GHANA- United Nation’s agency Food and Agricultural Organisation (FAO) and the African Development Bank (AfDB) have joined forces to mobilize US$100 million investment aimed at boosting the agricultural sector in Africa.
The initiative projected to run for the next five years is also geared at tackling hunger, malnutrition and increase economic prosperity on the continent.
According to GNA, the strategic collaboration involves enhancement of quality and impact investment in food security, nutrition, social protection, agriculture, forestry, fisheries and rural development.
The longstanding joint partnership signed at UN agency’s headquarters in Rome targets to address challenges faced especially in the agricultural sector thus, creating wealth in Africa.

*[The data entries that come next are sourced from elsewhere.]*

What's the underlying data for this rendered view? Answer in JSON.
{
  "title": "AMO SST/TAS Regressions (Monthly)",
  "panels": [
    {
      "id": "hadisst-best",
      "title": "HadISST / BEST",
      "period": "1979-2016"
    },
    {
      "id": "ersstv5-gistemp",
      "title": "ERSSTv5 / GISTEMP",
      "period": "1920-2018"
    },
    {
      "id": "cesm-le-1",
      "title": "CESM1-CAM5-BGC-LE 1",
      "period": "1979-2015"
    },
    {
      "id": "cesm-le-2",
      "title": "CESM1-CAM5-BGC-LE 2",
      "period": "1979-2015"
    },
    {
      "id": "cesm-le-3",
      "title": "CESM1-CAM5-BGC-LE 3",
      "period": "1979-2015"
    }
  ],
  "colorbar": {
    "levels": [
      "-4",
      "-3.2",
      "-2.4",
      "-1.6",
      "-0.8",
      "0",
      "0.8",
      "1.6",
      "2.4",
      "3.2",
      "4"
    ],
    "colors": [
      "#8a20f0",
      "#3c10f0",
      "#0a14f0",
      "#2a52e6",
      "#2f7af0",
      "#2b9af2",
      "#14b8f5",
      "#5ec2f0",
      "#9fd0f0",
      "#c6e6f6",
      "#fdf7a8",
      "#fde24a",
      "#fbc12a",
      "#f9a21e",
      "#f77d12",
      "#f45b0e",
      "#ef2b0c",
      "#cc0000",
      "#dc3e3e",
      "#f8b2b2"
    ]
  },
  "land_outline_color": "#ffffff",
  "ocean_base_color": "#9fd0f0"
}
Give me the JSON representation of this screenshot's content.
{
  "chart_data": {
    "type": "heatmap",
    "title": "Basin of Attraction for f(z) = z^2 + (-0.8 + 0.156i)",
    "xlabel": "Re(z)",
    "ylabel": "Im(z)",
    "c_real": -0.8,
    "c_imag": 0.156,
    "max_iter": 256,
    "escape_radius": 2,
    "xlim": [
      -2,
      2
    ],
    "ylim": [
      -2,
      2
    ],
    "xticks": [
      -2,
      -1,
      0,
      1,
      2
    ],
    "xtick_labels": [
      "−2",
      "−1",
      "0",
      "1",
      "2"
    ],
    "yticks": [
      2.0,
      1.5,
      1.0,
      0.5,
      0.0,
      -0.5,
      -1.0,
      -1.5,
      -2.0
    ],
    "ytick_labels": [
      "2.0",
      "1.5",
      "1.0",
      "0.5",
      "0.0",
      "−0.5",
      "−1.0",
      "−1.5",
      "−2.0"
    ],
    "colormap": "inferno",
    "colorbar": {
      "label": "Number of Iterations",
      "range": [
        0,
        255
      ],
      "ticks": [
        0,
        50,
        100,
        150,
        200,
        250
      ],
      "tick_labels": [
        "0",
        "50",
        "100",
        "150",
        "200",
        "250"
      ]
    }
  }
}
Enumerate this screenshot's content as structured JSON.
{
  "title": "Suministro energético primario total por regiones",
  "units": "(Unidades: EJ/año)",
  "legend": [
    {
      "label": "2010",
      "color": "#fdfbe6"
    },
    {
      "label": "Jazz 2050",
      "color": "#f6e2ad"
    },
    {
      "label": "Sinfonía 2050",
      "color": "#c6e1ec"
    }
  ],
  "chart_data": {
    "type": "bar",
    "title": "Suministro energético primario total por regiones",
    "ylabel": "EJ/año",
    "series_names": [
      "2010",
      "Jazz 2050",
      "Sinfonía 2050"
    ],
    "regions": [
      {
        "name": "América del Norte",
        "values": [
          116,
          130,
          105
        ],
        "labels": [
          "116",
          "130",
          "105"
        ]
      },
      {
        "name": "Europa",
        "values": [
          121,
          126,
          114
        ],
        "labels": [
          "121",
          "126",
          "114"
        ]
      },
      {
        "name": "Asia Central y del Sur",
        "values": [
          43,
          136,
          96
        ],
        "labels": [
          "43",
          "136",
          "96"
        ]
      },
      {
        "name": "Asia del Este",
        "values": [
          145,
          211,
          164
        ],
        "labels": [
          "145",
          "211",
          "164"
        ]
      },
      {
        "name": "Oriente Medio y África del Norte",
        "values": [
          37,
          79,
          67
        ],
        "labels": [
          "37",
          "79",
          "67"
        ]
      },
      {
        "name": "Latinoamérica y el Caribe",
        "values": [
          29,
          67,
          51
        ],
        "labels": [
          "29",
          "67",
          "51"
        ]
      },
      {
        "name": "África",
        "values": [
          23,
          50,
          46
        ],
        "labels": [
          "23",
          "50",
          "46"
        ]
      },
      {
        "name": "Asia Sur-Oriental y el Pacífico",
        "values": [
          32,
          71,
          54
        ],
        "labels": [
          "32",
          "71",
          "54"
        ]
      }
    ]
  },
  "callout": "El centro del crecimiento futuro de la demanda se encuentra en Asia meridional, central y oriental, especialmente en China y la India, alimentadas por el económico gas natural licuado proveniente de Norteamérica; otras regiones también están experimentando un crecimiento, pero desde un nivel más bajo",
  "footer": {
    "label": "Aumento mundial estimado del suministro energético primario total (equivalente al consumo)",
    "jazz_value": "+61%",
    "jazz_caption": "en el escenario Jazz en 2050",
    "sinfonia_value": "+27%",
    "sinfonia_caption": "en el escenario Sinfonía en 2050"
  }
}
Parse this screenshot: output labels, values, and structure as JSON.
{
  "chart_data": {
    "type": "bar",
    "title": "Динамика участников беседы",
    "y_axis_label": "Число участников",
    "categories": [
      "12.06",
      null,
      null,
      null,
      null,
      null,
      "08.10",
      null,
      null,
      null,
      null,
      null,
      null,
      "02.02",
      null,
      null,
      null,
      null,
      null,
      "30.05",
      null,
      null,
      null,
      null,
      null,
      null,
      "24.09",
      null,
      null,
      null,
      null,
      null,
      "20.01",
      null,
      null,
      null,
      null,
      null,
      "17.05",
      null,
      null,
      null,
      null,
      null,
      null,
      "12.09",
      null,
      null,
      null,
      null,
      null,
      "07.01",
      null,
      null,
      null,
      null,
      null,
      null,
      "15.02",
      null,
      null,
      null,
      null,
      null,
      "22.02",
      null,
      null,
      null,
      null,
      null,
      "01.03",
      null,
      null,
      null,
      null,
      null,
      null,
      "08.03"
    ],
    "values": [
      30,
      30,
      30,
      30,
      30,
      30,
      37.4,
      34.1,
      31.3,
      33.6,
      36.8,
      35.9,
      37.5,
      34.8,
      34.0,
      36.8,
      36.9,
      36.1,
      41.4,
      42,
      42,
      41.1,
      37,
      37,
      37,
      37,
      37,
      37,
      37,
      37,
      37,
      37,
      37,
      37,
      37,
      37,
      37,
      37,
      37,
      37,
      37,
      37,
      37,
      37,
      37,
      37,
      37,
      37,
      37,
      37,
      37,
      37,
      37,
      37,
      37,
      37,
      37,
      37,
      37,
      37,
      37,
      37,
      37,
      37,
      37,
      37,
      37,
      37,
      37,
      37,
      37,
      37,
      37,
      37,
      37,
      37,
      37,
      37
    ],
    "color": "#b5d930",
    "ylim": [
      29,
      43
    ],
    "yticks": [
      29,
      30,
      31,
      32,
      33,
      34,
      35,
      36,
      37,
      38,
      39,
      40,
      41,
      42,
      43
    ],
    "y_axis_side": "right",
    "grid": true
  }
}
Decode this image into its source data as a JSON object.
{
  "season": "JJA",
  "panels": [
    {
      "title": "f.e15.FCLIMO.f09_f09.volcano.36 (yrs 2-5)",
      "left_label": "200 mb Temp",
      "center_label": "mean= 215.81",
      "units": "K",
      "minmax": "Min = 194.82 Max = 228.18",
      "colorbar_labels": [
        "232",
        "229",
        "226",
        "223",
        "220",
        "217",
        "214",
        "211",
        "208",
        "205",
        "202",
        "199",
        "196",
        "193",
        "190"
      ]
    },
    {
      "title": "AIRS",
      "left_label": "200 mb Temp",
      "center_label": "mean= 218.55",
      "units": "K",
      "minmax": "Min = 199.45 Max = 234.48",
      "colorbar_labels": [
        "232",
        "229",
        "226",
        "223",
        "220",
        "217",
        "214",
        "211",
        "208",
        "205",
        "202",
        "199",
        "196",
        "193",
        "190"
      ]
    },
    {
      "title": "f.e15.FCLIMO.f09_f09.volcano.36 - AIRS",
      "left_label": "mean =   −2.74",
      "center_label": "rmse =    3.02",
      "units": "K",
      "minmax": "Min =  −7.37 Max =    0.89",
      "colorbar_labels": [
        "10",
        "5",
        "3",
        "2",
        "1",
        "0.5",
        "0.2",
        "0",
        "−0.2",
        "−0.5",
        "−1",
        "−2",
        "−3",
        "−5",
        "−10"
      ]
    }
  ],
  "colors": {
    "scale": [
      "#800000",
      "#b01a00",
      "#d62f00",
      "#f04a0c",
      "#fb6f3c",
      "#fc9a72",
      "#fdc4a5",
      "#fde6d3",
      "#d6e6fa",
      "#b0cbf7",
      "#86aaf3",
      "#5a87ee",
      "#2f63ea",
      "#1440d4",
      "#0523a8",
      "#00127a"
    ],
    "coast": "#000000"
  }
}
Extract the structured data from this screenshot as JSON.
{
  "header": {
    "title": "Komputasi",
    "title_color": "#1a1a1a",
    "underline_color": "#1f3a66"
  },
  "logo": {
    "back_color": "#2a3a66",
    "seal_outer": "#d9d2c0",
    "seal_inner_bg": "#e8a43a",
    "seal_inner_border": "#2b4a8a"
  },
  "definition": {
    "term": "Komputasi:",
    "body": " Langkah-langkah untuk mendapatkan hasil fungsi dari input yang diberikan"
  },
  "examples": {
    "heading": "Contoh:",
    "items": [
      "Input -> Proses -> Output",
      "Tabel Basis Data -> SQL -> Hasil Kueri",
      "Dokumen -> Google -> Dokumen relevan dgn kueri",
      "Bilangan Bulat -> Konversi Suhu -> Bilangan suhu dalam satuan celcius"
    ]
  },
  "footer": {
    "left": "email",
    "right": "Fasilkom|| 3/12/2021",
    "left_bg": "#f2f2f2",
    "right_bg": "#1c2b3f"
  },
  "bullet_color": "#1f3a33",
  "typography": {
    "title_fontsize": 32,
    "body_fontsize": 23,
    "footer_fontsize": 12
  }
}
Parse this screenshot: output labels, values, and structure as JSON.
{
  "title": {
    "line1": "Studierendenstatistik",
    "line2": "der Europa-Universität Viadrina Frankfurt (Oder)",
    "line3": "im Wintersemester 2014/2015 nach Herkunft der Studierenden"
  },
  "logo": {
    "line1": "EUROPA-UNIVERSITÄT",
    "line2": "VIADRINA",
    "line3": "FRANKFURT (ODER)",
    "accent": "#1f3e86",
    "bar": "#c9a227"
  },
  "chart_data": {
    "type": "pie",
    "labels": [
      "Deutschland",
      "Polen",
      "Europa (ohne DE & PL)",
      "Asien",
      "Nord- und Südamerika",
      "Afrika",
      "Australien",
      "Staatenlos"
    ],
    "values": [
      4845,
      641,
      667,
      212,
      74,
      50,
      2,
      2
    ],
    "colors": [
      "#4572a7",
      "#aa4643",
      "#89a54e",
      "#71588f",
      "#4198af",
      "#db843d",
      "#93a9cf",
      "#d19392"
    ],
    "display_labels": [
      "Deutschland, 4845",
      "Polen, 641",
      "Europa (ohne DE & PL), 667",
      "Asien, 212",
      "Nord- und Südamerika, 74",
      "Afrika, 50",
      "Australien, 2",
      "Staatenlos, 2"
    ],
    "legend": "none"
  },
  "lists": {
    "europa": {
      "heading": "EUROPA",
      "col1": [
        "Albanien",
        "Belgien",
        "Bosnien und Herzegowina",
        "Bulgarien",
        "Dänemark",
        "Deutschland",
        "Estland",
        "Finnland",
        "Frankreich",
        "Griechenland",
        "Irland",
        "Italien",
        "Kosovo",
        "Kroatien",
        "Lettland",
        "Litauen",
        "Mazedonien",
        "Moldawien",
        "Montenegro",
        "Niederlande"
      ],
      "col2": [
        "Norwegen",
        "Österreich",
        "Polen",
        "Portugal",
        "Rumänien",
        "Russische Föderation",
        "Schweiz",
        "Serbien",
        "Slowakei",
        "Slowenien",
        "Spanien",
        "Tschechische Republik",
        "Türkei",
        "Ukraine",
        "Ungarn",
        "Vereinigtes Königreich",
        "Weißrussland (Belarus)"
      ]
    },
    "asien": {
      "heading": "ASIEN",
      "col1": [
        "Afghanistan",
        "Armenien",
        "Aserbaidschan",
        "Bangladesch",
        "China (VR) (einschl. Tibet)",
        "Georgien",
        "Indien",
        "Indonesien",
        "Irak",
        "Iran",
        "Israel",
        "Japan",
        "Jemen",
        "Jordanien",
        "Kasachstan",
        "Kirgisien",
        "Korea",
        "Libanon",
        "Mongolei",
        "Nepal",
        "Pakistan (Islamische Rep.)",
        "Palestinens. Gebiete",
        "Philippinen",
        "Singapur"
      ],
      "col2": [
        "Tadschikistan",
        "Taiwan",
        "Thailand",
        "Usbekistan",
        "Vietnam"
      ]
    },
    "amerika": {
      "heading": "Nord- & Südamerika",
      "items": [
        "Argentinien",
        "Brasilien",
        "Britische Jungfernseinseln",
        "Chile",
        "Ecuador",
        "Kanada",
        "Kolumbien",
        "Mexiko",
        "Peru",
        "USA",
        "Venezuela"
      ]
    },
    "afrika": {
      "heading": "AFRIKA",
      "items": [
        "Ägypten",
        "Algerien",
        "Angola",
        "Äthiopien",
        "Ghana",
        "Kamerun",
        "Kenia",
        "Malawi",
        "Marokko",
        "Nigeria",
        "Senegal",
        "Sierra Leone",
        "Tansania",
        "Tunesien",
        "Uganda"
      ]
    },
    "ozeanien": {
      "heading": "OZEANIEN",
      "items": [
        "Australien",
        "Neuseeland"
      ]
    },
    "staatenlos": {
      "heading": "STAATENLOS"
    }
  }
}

“FAO and the AfDB are deepening and broadening our partnership to assist African countries achieve the sustainable development goals.
Leveraging investments in agriculture, including from the private sector, is key to lift millions of people from hunger and poverty in Africa and to ensure that enough food is produced and that enough rural jobs are created for the continent’s growing population,” said FAO Director-General José Graziano da Silva.
Commenting on the matter, AfDB President Akinwumi Adesina said: “The signing of this supplementary agreement is a milestone moment in the relationship between the African Development Bank and FAO.
It signals our joint commitment to accelerate the delivery of high quality programs and increased investment for public-private-partnerships in Africa’s agriculture sector.
This will help us achieve the vision of making agriculture a business, as enshrined in the Bank’s Feed Africa strategy.”
Through its Feed Africa strategy launched in 2015, AfDB targets to invest US$24 billion into African agriculture from 2016 to 2025.
The initiative aims at improving agricultural policies, markets, infrastructure and institutions to ensure that agricultural value chains are well developed and that improved technologies are made available to reach several millions farmers.
FAO’s contribution would include enhancing agricultural sustainability, diversification, value chain innovation, youth in agriculture and agribusiness, climate smart agriculture, blue economy, food security and nutrition.
Both the institutions will initially contribute financial support of up to US$15 million.
Recent collaboration between the Bank and the FAO include project formulation support in Tanzania and Equatorial Guinea; technical assistance for the development of Blue economy programmes in Côte d’Ivoire, Morocco and Cape Verde, feasibility studies for agricultural transformation centres in Zambia, Tanzania and Côte d’Ivoire; and participation in the African Leaders for Nutrition initiative.